UK. The addition of Malibu and premium wine brands contributed to duty free growth in Allied Domecq’s 2003 results.
On a constant currency basis, turnover for the year was up +6% to £3,410 million (US$5,797 million) but this equates to only +2% in reported Pound Sterling figures. At last week’s Annual General Meeting, Allied Domecq CEO Phillip Bowman was forced to admit that the weakness of the US Dollar would wipe also £25 million (US$43 million) from profits.
“Duty free performed well in a difficult environment,” said chief financial officer Graham Hetherington in a statement. “The first half saw strong organic growth and showed recovery against the previous year which was affected by the events of 11 September 2001. However, the impact of the SARS virus, the Iraq War and slowing economies in many markets caused the recovery to falter in the second half, reflecting a decline in passenger traffic.

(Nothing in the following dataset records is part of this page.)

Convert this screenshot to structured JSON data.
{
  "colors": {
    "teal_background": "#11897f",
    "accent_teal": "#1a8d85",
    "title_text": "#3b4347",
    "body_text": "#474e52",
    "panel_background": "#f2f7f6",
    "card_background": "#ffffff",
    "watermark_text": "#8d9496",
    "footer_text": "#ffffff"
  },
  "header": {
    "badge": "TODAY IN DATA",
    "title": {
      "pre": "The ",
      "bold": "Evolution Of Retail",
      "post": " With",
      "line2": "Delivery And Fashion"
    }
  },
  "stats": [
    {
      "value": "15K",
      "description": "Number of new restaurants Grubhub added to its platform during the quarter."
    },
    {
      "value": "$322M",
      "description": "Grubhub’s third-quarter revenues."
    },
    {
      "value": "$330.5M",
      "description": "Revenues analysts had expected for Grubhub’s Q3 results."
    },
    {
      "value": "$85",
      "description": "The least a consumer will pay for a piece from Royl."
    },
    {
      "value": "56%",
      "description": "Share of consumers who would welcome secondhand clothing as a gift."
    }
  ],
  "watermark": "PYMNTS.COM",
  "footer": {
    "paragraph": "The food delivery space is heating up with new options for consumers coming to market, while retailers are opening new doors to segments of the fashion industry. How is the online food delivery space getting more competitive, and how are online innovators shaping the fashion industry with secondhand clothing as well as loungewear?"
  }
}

“Our actions to mitigate these effects were successful with Ballantine’s Aged performing particularly well, retaining its market leadership position in super premium Scotch in duty free. The addition of Malibu and our premium wine brands has made a positive contribution to our duty free business. In particular, our premium wines have benefited from increased access to this channel provided by our global distribution network.”
Apart from exchange rate fluctuations, the company had to absorb another non-trading impact, increased pension costs. Overall, reported earnings per share were up +3%, but excluding non-trading items, this growth was +20%. Profit before tax was up +9% at constant exchange rates to £495 million (US$842 million). Eight of the group’s core nine brands achieved net turnover growth. Tia Lusso was firmly established last year and is number two cream liqueur in the UK. The year also saw brand extensions for Kahlúa and Beefeater and the relaunch of Beefeater Crown Jewel (The Moodie Report 29 October 2003).
In Spirits & Wines overall, organic growth in volume terms was +1% and up +8% in actual terms with net turnover up +2%. Of particular note were the strong performance in the highly competitive US market and the return to normal trading in Spain. Both regions have caused Allied a headache in the recent past due to destocking by wholesalers, but yesterday’s trading update shows that the impact of that destocking has been mitigated.
Allied’s focus on the premium end of the market also served it well in the wine business, where US and Australian wine producers in particular have been sent reeling by a grape glut. Given Allied’s exposure, there had been fears it might be affected, but the company was able to report reasonable revenues and profit growth with premium wine sales volumes up +5% (organic volumes down -2%). Ironically, the best-performing division is the one that plays the smallest role in the company’s strategic thinking: fast food with Baskin-Robbins and Dunkin’ Donuts.